MONTEBELLUNA Flop è a questo punto la definizione che si può ufficialmente usare. Il tentativo dei grandi soci di Veneto Banca di mettere insieme, nell’operazione di aumento di capitale da un miliardo, una quota almeno del 25% per permettere l’ingresso in Borsa non è andato a segno e le sottoscrizioni risultano essere meno di un decimo. Il 2,22%, per la precisione, alle quali si potrebbero aggiungere, entro le 13 di oggi, quelle degli investitori istituzionali, ma l’esito è già scontato. Tecnicamente il capitale raccolto, sempre che la quota sia interamente attribuibile a membri del comitato presieduto da Bruno Zago, non è sufficiente nemmeno per inserire un nome nel Consiglio di amministrazione che il Fondo Atlante, a questo punto nuovo padrone della banca, vorrà designare. A maggior ragione se si tiene conto che il 2,22%, già smagrito dalle revoche arrivate dopo la diffusione, la scorsa settimana, di un supplemento al già scoraggiante prospetto informativo, potrebbe contenere sottoscrizioni dalle quali i firmatari, dato il risultato, potrebbero recedere.
Ragionando su un piano teorico, comunque, va detto che esiste ancora circa uno 0,7% di capitale distribuito fra gli 88 mila soci (ma strutturare una lista sostenuta dalle loro firme appare un’utopia) e alla fine rimane da vedere il comportamento su questo degli investitori istituzionali.
La sostanza è che adesso Atlante si può considerare il proprietario delle due ex banche popolari venete. Di questo prenderà atto un Cda a Montebelluna in programma per oggi e quello che accadrà da domani in poi è tutto da scoprire. «E’ la soluzione che definirei la “meno peggio” – sostiene Fabio Buttignon, docente di finanza aziendale all’università di Padova – perché l’alternativa proposta dalla cordata dei grandi soci mi è sempre parsa velleitaria. Anche si fossero ottenute le condizioni per la quotazione, temo che l’attrattività del titolo sarebbe stata molto modesta. Il bicchiere mezzo pieno è che abbiamo evitato il fallimento e da qui si può ricominciare con un nuovo Cda e un piano industriale veloce e credibile». Nel senso che il «progetto Serenissima», presentato lo scorso ottobre dall’allora amministratore delegato e oggi direttore generale Cristiano Carrus, per Buttignon potrà servire sì da piattaforma, ma da sottoporre a una capillare rilettura. «Un minimo di continuità ci vuole, se non ci sono controindicazioni Carrus può restare al suo posto. Il problema serio ora sarà la gestione dei contenziosi. E vedremo anche se Atlante, in uno scenario di possibile aggregazione di Montebelluna con Vicenza, sceglierà di ristrutturare i due istituti separatamente o una volta fusi».
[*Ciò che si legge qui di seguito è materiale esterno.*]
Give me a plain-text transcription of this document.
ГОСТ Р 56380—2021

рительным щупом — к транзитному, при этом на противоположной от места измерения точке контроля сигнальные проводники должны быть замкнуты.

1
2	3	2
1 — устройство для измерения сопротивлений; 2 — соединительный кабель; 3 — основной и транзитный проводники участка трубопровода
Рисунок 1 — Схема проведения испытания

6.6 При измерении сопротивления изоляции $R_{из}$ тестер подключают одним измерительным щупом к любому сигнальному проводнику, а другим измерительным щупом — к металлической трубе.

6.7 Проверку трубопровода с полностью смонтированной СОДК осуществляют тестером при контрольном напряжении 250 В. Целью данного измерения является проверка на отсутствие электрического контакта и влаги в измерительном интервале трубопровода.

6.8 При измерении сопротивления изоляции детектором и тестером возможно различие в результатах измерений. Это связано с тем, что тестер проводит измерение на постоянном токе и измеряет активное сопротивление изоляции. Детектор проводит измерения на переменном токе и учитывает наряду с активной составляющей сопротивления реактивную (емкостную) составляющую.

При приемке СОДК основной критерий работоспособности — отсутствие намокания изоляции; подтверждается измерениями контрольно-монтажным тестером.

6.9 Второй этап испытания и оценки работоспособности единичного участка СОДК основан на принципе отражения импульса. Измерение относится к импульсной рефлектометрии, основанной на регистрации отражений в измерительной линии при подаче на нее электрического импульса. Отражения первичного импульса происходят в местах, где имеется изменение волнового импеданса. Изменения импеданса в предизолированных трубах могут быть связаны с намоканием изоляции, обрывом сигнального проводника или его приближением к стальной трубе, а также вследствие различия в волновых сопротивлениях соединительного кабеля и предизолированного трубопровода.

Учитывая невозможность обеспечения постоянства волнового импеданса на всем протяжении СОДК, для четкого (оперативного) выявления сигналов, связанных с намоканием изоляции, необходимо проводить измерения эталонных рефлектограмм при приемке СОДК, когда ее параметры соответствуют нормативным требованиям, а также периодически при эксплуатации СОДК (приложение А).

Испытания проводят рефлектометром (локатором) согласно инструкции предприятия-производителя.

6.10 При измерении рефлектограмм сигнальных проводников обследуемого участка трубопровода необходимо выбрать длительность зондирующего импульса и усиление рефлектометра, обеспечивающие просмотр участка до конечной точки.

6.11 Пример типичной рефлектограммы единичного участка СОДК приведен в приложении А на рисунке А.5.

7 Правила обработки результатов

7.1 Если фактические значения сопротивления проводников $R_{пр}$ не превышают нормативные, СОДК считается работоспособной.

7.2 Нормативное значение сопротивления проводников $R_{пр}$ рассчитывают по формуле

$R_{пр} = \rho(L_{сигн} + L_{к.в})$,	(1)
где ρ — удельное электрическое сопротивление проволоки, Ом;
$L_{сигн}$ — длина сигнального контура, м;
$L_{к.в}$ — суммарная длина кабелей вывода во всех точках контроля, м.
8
Pierpaolo Baretta, sottosegretario veneto all’Economia, rilancia una visione più larga: «Ci vuole un disegno di medio periodo dei veneti sul Veneto che coinvolga le due ex banche popolari, le Bcc, le fondazioni bancarie, gli imprenditori e la politica. E penso anche che il Banco Popolare sia in tutto questo un interlocutore che non può rimanere estraneo». Il quale Banco Popolare, per inciso, ieri ha festeggiato il successo del suo aumento di capitale da un miliardo con uno sprint in Borsa del titolo, cresciuto del 6,47%.
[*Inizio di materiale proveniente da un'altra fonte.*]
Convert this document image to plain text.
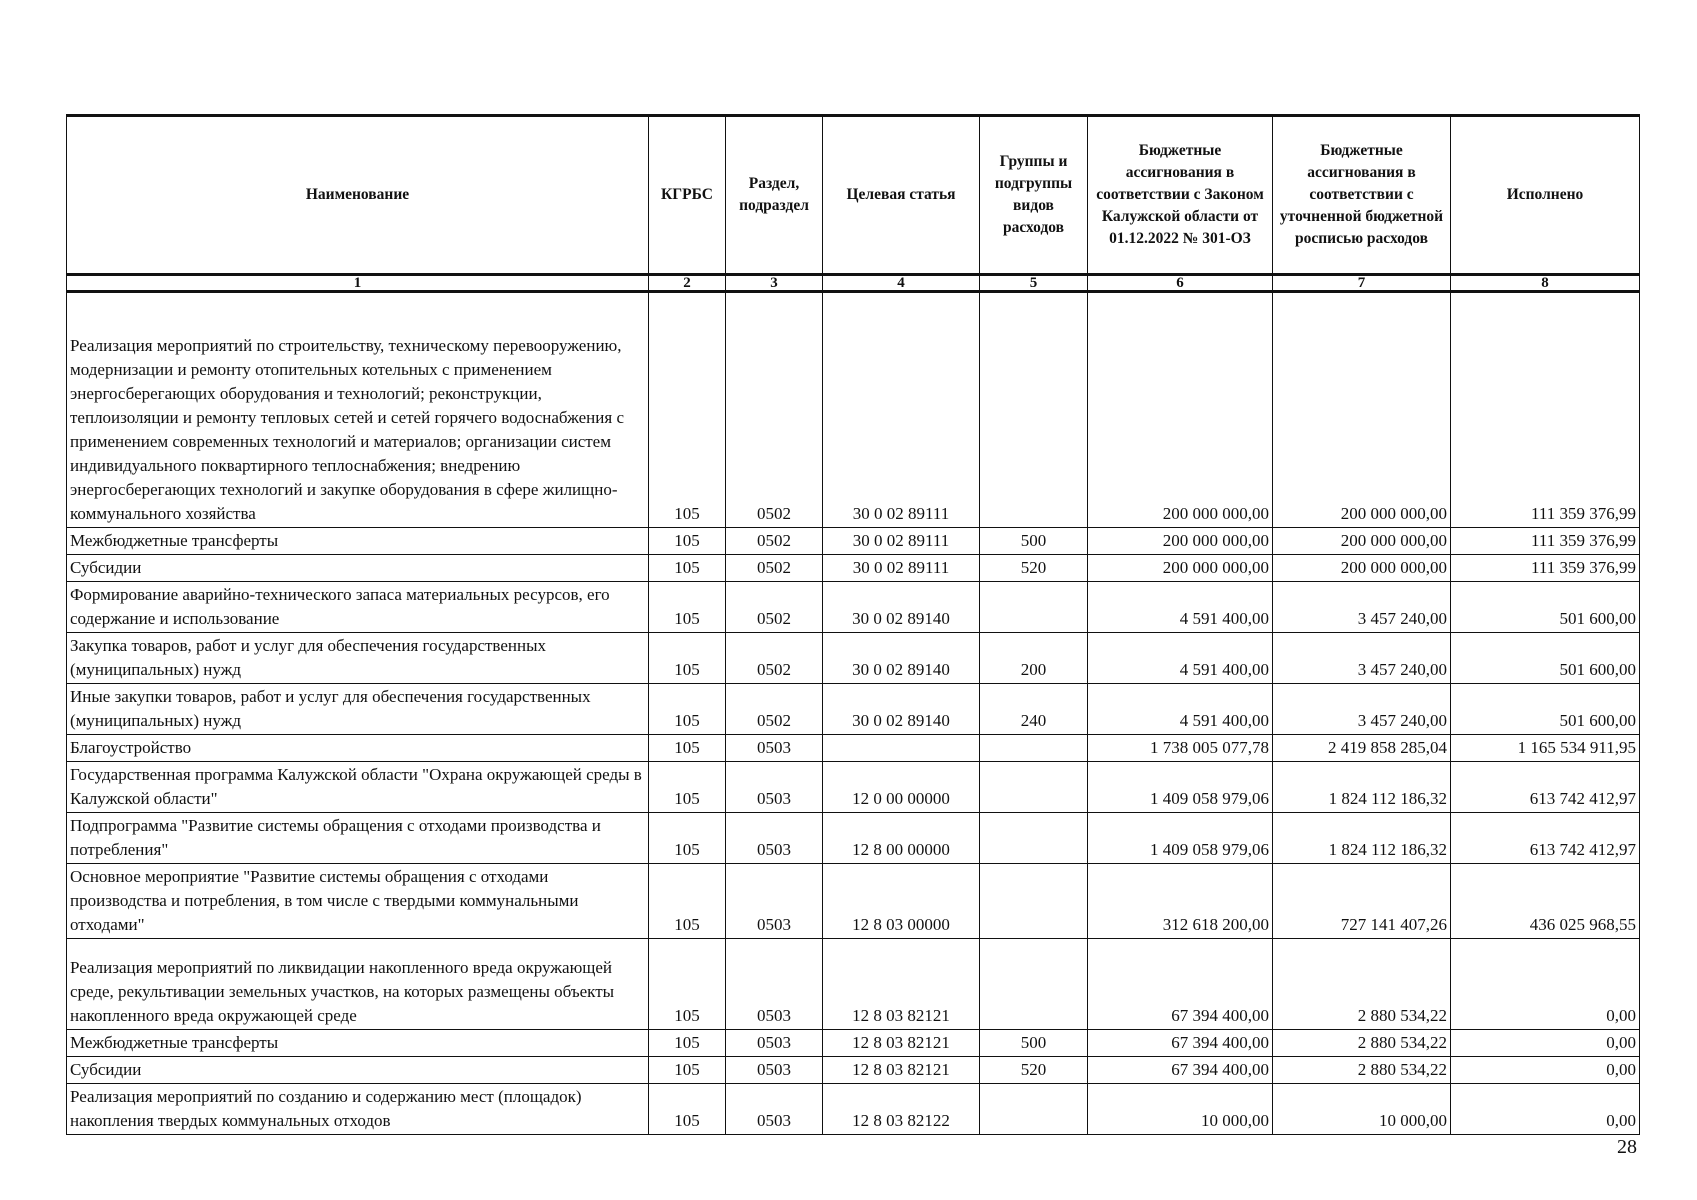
Наименование	КГРБС	Раздел, подраздел	Целевая статья	Группы и подгруппы видов расходов	Бюджетные ассигнования в соответствии с Законом Калужской области от 01.12.2022 № 301-ОЗ	Бюджетные ассигнования в соответствии с уточненной бюджетной росписью расходов	Исполнено
1	2	3	4	5	6	7	8
Реализация мероприятий по строительству, техническому перевооружению, модернизации и ремонту отопительных котельных с применением энергосберегающих оборудования и технологий; реконструкции, теплоизоляции и ремонту тепловых сетей и сетей горячего водоснабжения с применением современных технологий и материалов; организации систем индивидуального поквартирного теплоснабжения; внедрению энергосберегающих технологий и закупке оборудования в сфере жилищно-коммунального хозяйства	105	0502	30 0 02 89111		200 000 000,00	200 000 000,00	111 359 376,99
Межбюджетные трансферты	105	0502	30 0 02 89111	500	200 000 000,00	200 000 000,00	111 359 376,99
Субсидии	105	0502	30 0 02 89111	520	200 000 000,00	200 000 000,00	111 359 376,99
Формирование аварийно-технического запаса материальных ресурсов, его содержание и использование	105	0502	30 0 02 89140		4 591 400,00	3 457 240,00	501 600,00
Закупка товаров, работ и услуг для обеспечения государственных (муниципальных) нужд	105	0502	30 0 02 89140	200	4 591 400,00	3 457 240,00	501 600,00
Иные закупки товаров, работ и услуг для обеспечения государственных (муниципальных) нужд	105	0502	30 0 02 89140	240	4 591 400,00	3 457 240,00	501 600,00
Благоустройство	105	0503			1 738 005 077,78	2 419 858 285,04	1 165 534 911,95
Государственная программа Калужской области "Охрана окружающей среды в Калужской области"	105	0503	12 0 00 00000		1 409 058 979,06	1 824 112 186,32	613 742 412,97
Подпрограмма "Развитие системы обращения с отходами производства и потребления"	105	0503	12 8 00 00000		1 409 058 979,06	1 824 112 186,32	613 742 412,97
Основное мероприятие "Развитие системы обращения с отходами производства и потребления, в том числе с твердыми коммунальными отходами"	105	0503	12 8 03 00000		312 618 200,00	727 141 407,26	436 025 968,55
Реализация мероприятий по ликвидации накопленного вреда окружающей среде, рекультивации земельных участков, на которых размещены объекты накопленного вреда окружающей среде	105	0503	12 8 03 82121		67 394 400,00	2 880 534,22	0,00
Межбюджетные трансферты	105	0503	12 8 03 82121	500	67 394 400,00	2 880 534,22	0,00
Субсидии	105	0503	12 8 03 82121	520	67 394 400,00	2 880 534,22	0,00
Реализация мероприятий по созданию и содержанию мест (площадок) накопления твердых коммунальных отходов	105	0503	12 8 03 82122		10 000,00	10 000,00	0,00
28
Tutto questo perché non si può fingere di non vedere come la sfiducia nel sistema bancario locale nel suo complesso, sostiene ancora l’esponente di governo, abbia rafforzato il rischio di «allontanamento dei depositi verso destinazioni lontane, in Italia e all’estero. La circolazione dei capitali in ambito internazionale è un fatto normale, una fuga è un’altra cosa. Mi sarei aspettato di più dagli investitori locali, è stata un’occasione persa».
In sintonia Simonetta Rubinato, deputata trevigiana del Pd. «Sarebbe utile capire perché sia mancato questo apporto di capitali. E’ prematuro ora ipotizzare che cosa farà il Fondo Atlante, ormai di fatto azionista unico delle due ex popolari venete, ma che le integri o meno, il percorso non sarà per nulla indolore. Per questo credo ancor di più oggi che tutte le istituzioni debbano impegnarsi al massimo perché venga fatta chiarezza sulle responsabilità di chi ha portato a questa situazione e per dare risposta ai risparmiatori truffati e alle imprese in sofferenza».
E i grandi soci dopo il grande flop? Per loro parla Loris Tosi. «Non avremo consiglieri ma anche un intero Cda nominato da noi non è servito. Comunque Atlante non può trascurare l’aspetto della fiducia e il valore di una banca è dato anche dalla soddisfazione dei clienti. Perciò credo che abbia tutto l’interesse a tessere un dialogo con noi ».